Skirt Size linked to breast cancer among menopausal women
Skirt Size linked to breast cancer among menopausal womencreative commons/ fullertonregan

Gaining weight has never been considered a healthy progression by the medical community, but now, a new study claims that thickening waist seems to be particularly harmful, even raising the risk of developing breast cancer among menopausal women.

In a research paper published in the British Medical Journal on 24 September, it was ascertained that an increase of one skirt size every 10 years in women led to a 33% rise in the risk of postmenopausal breast cancer, while an increase of two sizes per decade let to a 77% rise in risk.

The study, based on almost 93,000 women aged above taking part in the UK Collaborative Trial of Ovarian Cancer Screening in England, looked at the BMI (height and weight) of each participant, reproductive health; fertility; family history of breast and ovarian cancer; and use of hormonal contraceptives and HRT, all of which influence breast cancer risk. They were also asked about their current skirt size, and what this had been in their 20s. These women had no known breast cancer when they entered the study between 2005 and 2010.

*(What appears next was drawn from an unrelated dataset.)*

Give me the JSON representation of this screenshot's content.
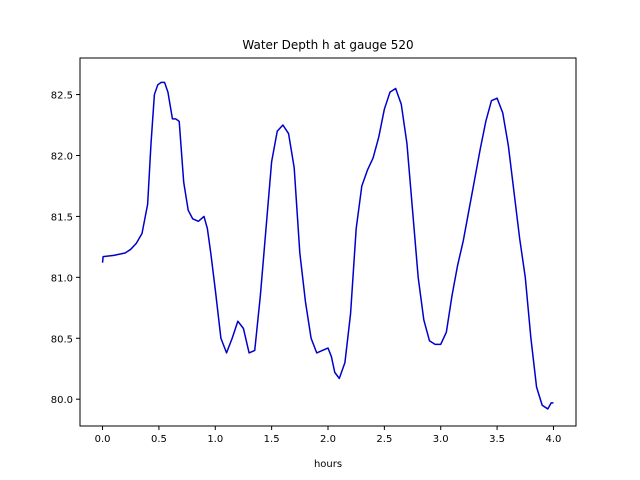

During the monitoring period, 1,090 women developed breast cancer, giving an absolute risk of just over 1%. After a monitoring period of three to four years, they were asked about continuing the use of HRT; their general health; a subsequent diagnosis of cancer; and lifestyle, including how much they smoked and drank.

While infertility treatment, family history of breast/ovarian cancer, and use of HRT were all significantly associated with a heightened risk of being diagnosed with the disease, increases in skirt size emerged as the strongest predictor of breast cancer risk.

At the age of 25, the women's average skirt size had been a UK 12 (US 8; Europe 40-44), and when they entered the study at the average age of 64, it was a 14 (US: 10; Europe 42-46). Skirt size increased over the course of their adult lives in three out of four of the women.

Researchers Evangelia-Ourania Fourkala, Matthew Burnell, Catherine Cox, Andy Ryan, Laura Currin Salter, Aleksandra Gentry-Maharaj, Mahesh Parmar, Ian Jacobs and Usha Menon estimate that the five year absolute risk of postmenopausal breast cancer rises from 1 in 61 to 1 in 51 with each increase in skirt size every 10 years.

"We were pleased to find an association between skirt size change, which is easy to recall, and breast cancer risk in postmenopausal women," study co-author and head of the Gynaecological Cancer Research Center at University College London Dr Usha Menon told CNBC

Although this is an observational study and no definitive conclusions can be drawn about cause and effect, an expanding waistline has been linked to other cancers as well, including those of the pancreas, lining of the womb, and ovaries.